Entonces llegó el momento de la separación. Tras las últimas despedidas, recomendaciones de prudencia, sonrisas y guiños caminaron hacia la salida del campamento. Raen los acompañó hasta el linde de los árboles, con un par de Perros que retozaban a su lado.
—En verdad, amigo mío, debéis actuar con cautela. Este día…, la maldad anda suelta por el mundo, me temo, y, por mucho que tú finjas, no eres tan perverso como para que ésta no te engulla.
—Que la paz sea contigo —dijo Elyas.
—Y contigo —replicó tristemente Raen.
Cuando Raen se hubo ido, Elyas advirtió que los dos muchachos tenían la vista fija en él.
—Claro que yo no creo en su estúpida canción —gruñó—. No había ninguna necesidad de hacerlos sentir mal y echar a perder su ceremonia, ¿no es cierto? Ya os dije que a veces dan mucha importancia a las formalidades.
—Desde luego —acordó suavemente Egwene—. No había mucha necesidad.

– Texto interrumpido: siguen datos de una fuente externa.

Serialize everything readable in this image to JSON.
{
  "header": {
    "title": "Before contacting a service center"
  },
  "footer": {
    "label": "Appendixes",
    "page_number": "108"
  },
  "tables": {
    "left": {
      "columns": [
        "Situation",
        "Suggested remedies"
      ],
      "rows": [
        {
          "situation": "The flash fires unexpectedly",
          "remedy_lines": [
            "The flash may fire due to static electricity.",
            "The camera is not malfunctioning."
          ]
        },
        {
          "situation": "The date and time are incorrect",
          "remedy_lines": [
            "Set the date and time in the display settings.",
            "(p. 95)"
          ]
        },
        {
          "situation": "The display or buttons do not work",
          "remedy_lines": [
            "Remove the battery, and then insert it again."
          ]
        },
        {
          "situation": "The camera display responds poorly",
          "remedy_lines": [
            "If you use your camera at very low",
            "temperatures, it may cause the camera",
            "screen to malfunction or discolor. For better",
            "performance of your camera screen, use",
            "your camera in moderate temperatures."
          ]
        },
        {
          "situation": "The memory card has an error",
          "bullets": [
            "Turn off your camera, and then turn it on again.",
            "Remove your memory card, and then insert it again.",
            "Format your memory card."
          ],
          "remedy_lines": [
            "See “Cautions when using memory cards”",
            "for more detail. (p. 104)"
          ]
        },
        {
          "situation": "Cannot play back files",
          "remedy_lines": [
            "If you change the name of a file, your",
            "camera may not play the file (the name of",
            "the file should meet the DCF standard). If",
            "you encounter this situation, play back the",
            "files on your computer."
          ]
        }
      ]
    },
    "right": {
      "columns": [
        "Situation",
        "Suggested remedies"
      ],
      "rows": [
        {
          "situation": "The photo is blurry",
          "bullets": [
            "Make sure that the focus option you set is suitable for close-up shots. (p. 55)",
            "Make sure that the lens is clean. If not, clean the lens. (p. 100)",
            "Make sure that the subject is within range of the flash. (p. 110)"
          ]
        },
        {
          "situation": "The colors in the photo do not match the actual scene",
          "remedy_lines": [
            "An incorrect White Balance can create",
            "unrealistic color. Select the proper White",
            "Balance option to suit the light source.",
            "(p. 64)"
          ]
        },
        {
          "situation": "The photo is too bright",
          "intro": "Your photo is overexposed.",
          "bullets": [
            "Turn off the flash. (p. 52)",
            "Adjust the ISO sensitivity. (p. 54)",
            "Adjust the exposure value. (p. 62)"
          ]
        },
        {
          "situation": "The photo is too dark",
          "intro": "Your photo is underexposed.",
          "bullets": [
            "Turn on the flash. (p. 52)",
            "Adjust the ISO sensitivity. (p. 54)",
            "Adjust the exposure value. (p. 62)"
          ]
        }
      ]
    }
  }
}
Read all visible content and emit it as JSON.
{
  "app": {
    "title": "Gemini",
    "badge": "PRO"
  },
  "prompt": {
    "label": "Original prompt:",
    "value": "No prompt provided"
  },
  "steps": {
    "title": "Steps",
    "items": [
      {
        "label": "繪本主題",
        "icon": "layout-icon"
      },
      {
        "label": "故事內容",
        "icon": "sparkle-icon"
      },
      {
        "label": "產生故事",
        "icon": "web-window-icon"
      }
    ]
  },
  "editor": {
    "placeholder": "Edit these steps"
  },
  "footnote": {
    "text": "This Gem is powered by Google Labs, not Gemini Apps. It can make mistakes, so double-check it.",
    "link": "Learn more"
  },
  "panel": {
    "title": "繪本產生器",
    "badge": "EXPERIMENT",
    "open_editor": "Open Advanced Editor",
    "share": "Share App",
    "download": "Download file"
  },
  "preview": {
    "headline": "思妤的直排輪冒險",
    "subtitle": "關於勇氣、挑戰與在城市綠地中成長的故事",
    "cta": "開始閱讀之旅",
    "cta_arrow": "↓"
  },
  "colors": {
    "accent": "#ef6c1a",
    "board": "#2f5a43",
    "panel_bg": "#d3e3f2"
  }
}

Elyas volvió la cara murmurando para sí.
Moteado, Viento y Saltador salieron a recibir a Elyas en un digno encuentro de iguales que no guardaba ninguna relación con las muestras de alborozo de los canes de los Tuatha’an. Perrin captó los pensamientos que ocupaban sus mentes. «Ojos de fuego. Colmillo. Muerte. Colmillo que desgarra el corazón.» Perrin sabía a qué se referían. Al Oscuro. Estaban hablando del sueño que había padecido. Del sueño que habían padecido todos.
Se estremeció al tiempo que los lobos avanzaban para explorar la senda. Egwene cumplía su turno a lomos de Bela y él caminaba a su lado. Elyas iba en cabeza, como de costumbre, y caminaba a grandes zancadas.
Perrin no quería recordar aquella pesadilla. Había abrigado la creencia de que los lobos los guardaban del peligro. «No del todo. Acepta. Con todo el corazón. Con toda la conciencia. Todavía te debates. Sólo será total cuando aceptes.»
Se esforzó por apartar a los lobos de su mente y pestañeó sorprendido. No sabía que tenía la capacidad de hacerlo. Resolvió no dejarlos volver a ocupar su pensamiento. «¿Incluso en los sueños?» No estaba seguro de si aquella objeción era suya o de los animales.
Egwene todavía llevaba el collar de cuentas azules que le había regalado Aram y un pequeño ramito de hojas de un rojo intenso que adornaba sus cabellos, otro agasajo del joven Tuatha’an. Perrin tenía la certeza de que Aram había tratado de convencerla para que permaneciera con el Pueblo Errante. Él estaba contento de que ella no hubiera cedido a sus demandas, pero deseaba que no acariciara con tanto entusiasmo las cuentas.
—¿De qué hablabais durante todo el tiempo que pasabas con Ila? —preguntó por fin—. Cuando no bailabas con ese tipo de piernas largas estabas conversando con ella como si compartierais una especie de secreto.
—Ila me daba consejos sobre cómo ser una mujer —repuso distraídamente Egwene.